Хедин рассказал, что первоначально здесь было две усадьбы, в одной выросла Ингибьёрг, в другой — ее муж, Халльгрим сын Орма, теперь обе усадьбы объединятся, под одним именем и одним хозяином, сиречь хозяйкой, Ингибьёрг занималась этим с тех самых пор, как Халльгрим погиб при Свольде, да все никак не могла закончить. Хотя, вероятно, она и не стремилась заканчивать, по правде-то говоря, просто ждала мужа, ведь насчет этого сражения ходило множество загадочных слухов, и по сей день — по прошествии девяти лет — случалось, что воины, в нем участвовавшие, живыми возвращались домой.

Но так или иначе у Ингибьёрг была усадьба — она называла ее Сандей, по меньшей усадьбе, где сама родилась и выросла, — еще она занималась морским промыслом, а вдобавок владела несколькими железоплавильнями в горах Отрадаля и залежами мыльного камня, который добывали на горном склоне повыше Гестова сарая, свозили на телегах к причалам и складывали в пакгаузе возле лодочных сараев. Оттуда камень на больших челнах отправляли на юг, один-два раза за лето. В общем, у Ингибьёрг хватало причин строить мост, это ведь тоже способ ждать, подумал Гест, вот так и Аслауг ждала его, а Ингибьёрг не имела ни детей, ни братьев, и все ее родичи жили южнее, на озере Мёр.

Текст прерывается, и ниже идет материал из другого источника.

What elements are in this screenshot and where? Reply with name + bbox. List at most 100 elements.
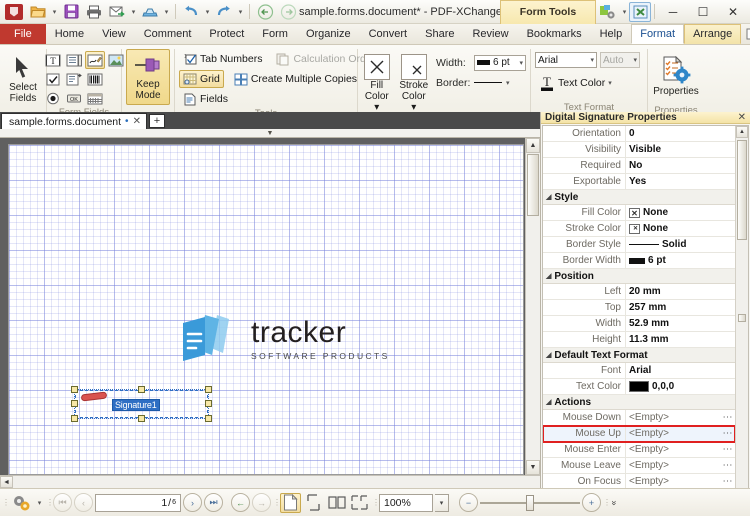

Ингибьёрг неукоснительно соблюдала выходной день, с той поры как много лет назад отец ее принял новую веру, еще от конунга Хакона Воспитанника Адальстейна. И каждое воскресенье она в одиночку ходила в горы, поначалу Гест думал, что она наведывается в каменоломню, но однажды утром пошел за ней следом и застал ее в молитве на вершине горы, где у ног ее было море и острова, а на скале перед нею выбито изображение креста.

Она услышала его шаги, закончила молитву и принялась подробно расспрашивать, чем он занимался в Исландии, пока не пришлось ему уехать сюда, и ее манера задавать вопросы живо напомнила ему Кнута священника, когда тот, в порядке исключения, слишком страдал от одиночества, чтобы читать ему, Гесту, нотации, а она выглядела прямо-таки отчаявшейся.

Отвечал Гест, как он полагал, уклончиво и приблизительно, но оказалось, Ингибьёрг была весьма хорошо осведомлена, по причине дружества с Эйстейном и, конечно, с Хельги, оба они плавали с ее мужем к западным островам, да и в Сандее не одну зиму прожили; и в Исландии у нее были родичи, первопоселенцы, издавна обосновавшиеся на севере, в Эйяфьярдаре, она даже назвала кой-какие имена, правда совершенно ему незнакомые.

Наконец она повернулась к нему спиной и начала спускаться вниз, тело ее под темным платьем напряглось, точно струна лука. Наверно, ей лет тридцать пять — сорок, думал Гест, вроде красивая, а вроде и нет, рот бы ей лучше не сжимать этак крепко. Он опять шел за нею следом, чуть что не наступая на пятки, она остановилась и с минуту пристально смотрела на него, потом выражение ее лица изменилось, и она неожиданно спросила, знает ли он, откуда у Стейнунн золотая брошь.

Вопрос застал Геста врасплох.

— От матери?

Ингибьёрг покачала головой:

— Нет, от старшей сестры. Ее тоже убили в Хавгламе. Они тебе не сказали?